Published on 12:00 AM, June 24, 2019

Inequality widening for govt’s actions

Noted economist Rehman Sobhan says

CPD Chairman Rehman Sobhan speaks as Planning Minister MA Mannan looks on, at CPD Budget Dialogue 2019 at Lakeshore Hotel in Dhaka yesterday. Photo: Collected

The government’s policies account for the widening inequality in the country as they are sending public resources to the hands of a small number of people, said noted economist Rehman Sobhan yesterday.

He went on to cite subsidies, tax exemptions and frequent loan rescheduling of habitual defaulters as cases of government’s bad policymaking or inaction that are fuelling the economic and social disparity in Bangladesh.

“These are all net transfers of resources going to a small number of people as a result of public policy,” Sobhan said at an event organised by the Centre for Policy Dialogue (CPD) at Lakeshore Hotel in Dhaka.

And what is worrying is that the government appears to be incapable of taking a call on arresting the widening inequality, he said, while citing the case of a business house from Chattogram that got loans amounting to Tk 15,000 crore to further his point.

“I doubt whether 500,000 people under any of the social safety net schemes receive this kind of allocation.”

Sobhan, who is the chairman of CPD, went on to call for more accountability from the government. The government on June 13 unveiled a Tk 523,190 crore budget for the next fiscal year, up 18 percent from this year’s.

“Very little discussion takes place on the actual outcome of expenditure. You are spending Tk 500,000 crore of public money. So what has been delivered? This is the central question all citizens should be asking.”

No one actually knows what has been achieved in terms of what was actually projected at the beginning a project, he added.

Citing the Kuznets curve, an economic theory, Planning Minister MA Mannan said inequality tends to rise in the early stages of development of an economy and then decrease.

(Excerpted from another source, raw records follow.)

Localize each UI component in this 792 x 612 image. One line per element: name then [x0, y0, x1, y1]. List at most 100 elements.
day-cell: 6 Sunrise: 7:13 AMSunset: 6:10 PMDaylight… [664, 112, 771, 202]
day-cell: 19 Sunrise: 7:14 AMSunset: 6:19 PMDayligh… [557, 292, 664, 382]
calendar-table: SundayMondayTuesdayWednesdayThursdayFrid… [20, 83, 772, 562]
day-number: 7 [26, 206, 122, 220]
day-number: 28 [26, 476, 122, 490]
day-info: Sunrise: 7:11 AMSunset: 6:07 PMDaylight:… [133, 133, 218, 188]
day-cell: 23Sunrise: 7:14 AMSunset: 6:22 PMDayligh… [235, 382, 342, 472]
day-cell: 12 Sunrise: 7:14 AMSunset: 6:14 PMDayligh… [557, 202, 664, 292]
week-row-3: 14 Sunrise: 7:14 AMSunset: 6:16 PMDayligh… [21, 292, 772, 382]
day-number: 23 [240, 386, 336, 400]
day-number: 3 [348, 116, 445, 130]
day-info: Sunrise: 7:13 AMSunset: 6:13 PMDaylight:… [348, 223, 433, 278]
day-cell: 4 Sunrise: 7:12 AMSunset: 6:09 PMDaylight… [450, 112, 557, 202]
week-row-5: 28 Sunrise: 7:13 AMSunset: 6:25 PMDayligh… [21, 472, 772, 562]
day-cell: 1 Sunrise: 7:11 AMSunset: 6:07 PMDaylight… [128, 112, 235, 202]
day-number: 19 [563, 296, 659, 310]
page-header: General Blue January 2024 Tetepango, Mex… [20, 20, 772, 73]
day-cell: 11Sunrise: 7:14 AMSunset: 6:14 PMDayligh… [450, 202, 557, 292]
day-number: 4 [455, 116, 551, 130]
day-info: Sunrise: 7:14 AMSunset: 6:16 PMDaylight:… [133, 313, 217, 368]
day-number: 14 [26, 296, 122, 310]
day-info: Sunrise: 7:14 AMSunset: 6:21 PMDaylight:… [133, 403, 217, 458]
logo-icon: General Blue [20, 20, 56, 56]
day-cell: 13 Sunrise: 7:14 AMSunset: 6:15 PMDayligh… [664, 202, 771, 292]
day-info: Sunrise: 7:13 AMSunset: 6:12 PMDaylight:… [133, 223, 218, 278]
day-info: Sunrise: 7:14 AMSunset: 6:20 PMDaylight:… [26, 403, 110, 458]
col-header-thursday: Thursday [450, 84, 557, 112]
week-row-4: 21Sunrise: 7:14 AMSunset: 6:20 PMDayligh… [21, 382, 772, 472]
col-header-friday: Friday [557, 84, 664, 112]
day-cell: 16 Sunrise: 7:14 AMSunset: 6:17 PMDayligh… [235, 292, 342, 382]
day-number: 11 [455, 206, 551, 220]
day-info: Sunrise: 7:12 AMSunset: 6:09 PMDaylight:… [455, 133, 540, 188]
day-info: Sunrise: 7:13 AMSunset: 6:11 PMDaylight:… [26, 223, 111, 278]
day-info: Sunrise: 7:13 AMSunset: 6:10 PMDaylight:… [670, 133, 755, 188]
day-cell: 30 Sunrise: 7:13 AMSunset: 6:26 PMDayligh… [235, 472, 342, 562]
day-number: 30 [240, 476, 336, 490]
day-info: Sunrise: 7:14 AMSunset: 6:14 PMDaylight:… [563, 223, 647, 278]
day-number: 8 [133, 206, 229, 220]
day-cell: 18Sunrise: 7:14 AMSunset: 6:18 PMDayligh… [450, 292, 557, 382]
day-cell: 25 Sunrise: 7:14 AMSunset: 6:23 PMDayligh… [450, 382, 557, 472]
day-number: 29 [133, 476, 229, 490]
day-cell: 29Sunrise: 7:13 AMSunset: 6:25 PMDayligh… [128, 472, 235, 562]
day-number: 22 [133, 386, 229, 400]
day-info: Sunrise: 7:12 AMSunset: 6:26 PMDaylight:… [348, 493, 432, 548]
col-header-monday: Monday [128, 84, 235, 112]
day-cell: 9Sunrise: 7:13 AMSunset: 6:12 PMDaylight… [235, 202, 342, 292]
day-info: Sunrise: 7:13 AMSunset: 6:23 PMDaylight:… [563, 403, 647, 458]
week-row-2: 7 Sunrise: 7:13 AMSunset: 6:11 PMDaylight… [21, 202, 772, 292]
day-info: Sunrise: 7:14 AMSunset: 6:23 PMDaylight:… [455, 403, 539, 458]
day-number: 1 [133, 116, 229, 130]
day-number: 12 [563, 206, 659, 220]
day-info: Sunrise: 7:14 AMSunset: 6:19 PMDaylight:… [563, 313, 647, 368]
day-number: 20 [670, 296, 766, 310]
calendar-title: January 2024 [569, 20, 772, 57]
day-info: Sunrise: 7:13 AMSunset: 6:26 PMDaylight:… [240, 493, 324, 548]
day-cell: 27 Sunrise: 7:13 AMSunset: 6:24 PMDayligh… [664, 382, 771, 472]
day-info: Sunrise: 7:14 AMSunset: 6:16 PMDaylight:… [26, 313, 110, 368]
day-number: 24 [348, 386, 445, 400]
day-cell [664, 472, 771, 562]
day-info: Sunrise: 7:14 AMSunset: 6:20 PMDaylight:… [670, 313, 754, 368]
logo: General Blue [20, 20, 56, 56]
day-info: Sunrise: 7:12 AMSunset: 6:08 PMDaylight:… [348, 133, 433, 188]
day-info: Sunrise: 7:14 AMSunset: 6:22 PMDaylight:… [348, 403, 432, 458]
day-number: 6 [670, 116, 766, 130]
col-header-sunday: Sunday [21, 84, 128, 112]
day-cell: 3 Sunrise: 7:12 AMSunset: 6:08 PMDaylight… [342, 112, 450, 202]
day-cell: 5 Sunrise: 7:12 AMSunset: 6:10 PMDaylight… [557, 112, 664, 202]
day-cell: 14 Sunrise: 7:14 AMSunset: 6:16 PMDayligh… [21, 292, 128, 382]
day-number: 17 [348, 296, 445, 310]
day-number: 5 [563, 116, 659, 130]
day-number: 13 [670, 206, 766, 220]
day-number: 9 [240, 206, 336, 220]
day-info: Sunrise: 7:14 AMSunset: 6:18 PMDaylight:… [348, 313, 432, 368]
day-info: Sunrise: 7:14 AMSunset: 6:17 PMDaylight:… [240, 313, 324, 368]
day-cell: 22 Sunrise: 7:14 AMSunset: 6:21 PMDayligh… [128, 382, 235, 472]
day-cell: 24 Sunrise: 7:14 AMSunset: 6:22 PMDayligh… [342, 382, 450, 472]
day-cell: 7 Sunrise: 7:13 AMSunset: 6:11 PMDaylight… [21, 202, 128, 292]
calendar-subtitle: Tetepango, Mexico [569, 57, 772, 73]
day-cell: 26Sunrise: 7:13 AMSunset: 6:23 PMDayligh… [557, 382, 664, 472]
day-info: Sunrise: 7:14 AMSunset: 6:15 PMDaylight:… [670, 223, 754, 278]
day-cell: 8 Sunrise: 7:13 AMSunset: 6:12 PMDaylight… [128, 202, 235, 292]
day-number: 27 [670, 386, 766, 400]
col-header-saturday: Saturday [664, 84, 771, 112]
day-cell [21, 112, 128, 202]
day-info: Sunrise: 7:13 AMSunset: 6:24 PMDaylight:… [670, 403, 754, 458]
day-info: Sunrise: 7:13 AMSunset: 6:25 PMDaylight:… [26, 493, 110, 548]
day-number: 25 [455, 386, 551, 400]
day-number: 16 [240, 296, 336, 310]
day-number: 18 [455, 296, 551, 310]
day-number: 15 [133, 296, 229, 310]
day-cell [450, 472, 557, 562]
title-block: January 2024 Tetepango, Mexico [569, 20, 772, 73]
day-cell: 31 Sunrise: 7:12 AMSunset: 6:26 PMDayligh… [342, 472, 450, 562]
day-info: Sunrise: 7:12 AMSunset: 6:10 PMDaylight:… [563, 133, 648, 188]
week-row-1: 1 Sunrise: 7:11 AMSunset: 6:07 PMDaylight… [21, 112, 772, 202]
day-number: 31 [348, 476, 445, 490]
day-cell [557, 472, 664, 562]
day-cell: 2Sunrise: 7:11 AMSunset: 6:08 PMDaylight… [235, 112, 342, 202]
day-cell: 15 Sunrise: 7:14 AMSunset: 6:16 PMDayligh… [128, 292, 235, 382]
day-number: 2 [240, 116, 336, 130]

“But we do not love it,” he said, adding that the government increased spending for social safety net schemes to address poverty and inequality.

The government is on the right track to reducing poverty, he said, adding that the total number of hardcore poor in Bangladesh would hardly be 60 to 70 lakh at present.

 “A lot of progress has been made in the last 10 years and perspectives vary between people at the grassroots and those who discuss things sitting in hotel, press club or in an office in Dhaka.”

The government is working to establish a market economy where the market forces determine the equilibrium, he added.

Amir Khasru Mahmud Chowdhury, a BNP leader and former commerce minister, however, said the market was not functioning.

“Oligarchy, crony capitalism is not the market,” he said, adding that the government has deprived citizens of their right to vote.

The leader of BNP, one of the major political parties, also questioned the GDP growth estimates put out by the government agency, Bangladesh Bureau of Statistics.

“The related indicators do not satisfy the high GDP growth. It is a bubble they have created,” he said, while mentioning the sluggishness in private investment, erosion of purchasing power and the lukewarm stock market to further his point.

Chowdhury also criticised the continued recapitalisation of state banks. 

“Let them die. Why do you recapitalise them with public funds,” he said.

The government has taken several measures to provide social security, said Awami League lawmaker Kazi Nabil Ahmed, adding that a Universal Pension Authority and health insurance for all are in the works.

Disparity is increasing but nothing is mentioned in the proposed budget, said Rumeen Farhana, a BNP lawmaker.

Bangladesh is ranked third in terms of growth in the number of rich and is ranked fifth in terms of the number of poor, she added. The number of people not in employment, education and training (NEET) is very high, said Barkat-e-Khuda, former supernumerary professor of the University of Dhaka’s economics department.

“And yet, adequate amount of funds were not earmarked for technical and vocational training,” he said, while recommending extending support to SMEs for the sake of job creation.

Economists, businesspeople, former and present bureaucrats and representatives of international agencies and foreign missions were present at the event.

The CPD in its analysis said emerging challenges in economic management have largely remained unaddressed in the proposed budget.

Institutional reforms and the issue of governance in the financial sector is also not reflected in the budget adequately, said CPD Executive Director Fahmida Khatun while presenting the think-tank’s analysis of the proposed budget for fiscal 2019-20 at the event.

Mustafizur Rahman, a distinguished fellow at the CPD, moderated the discussion.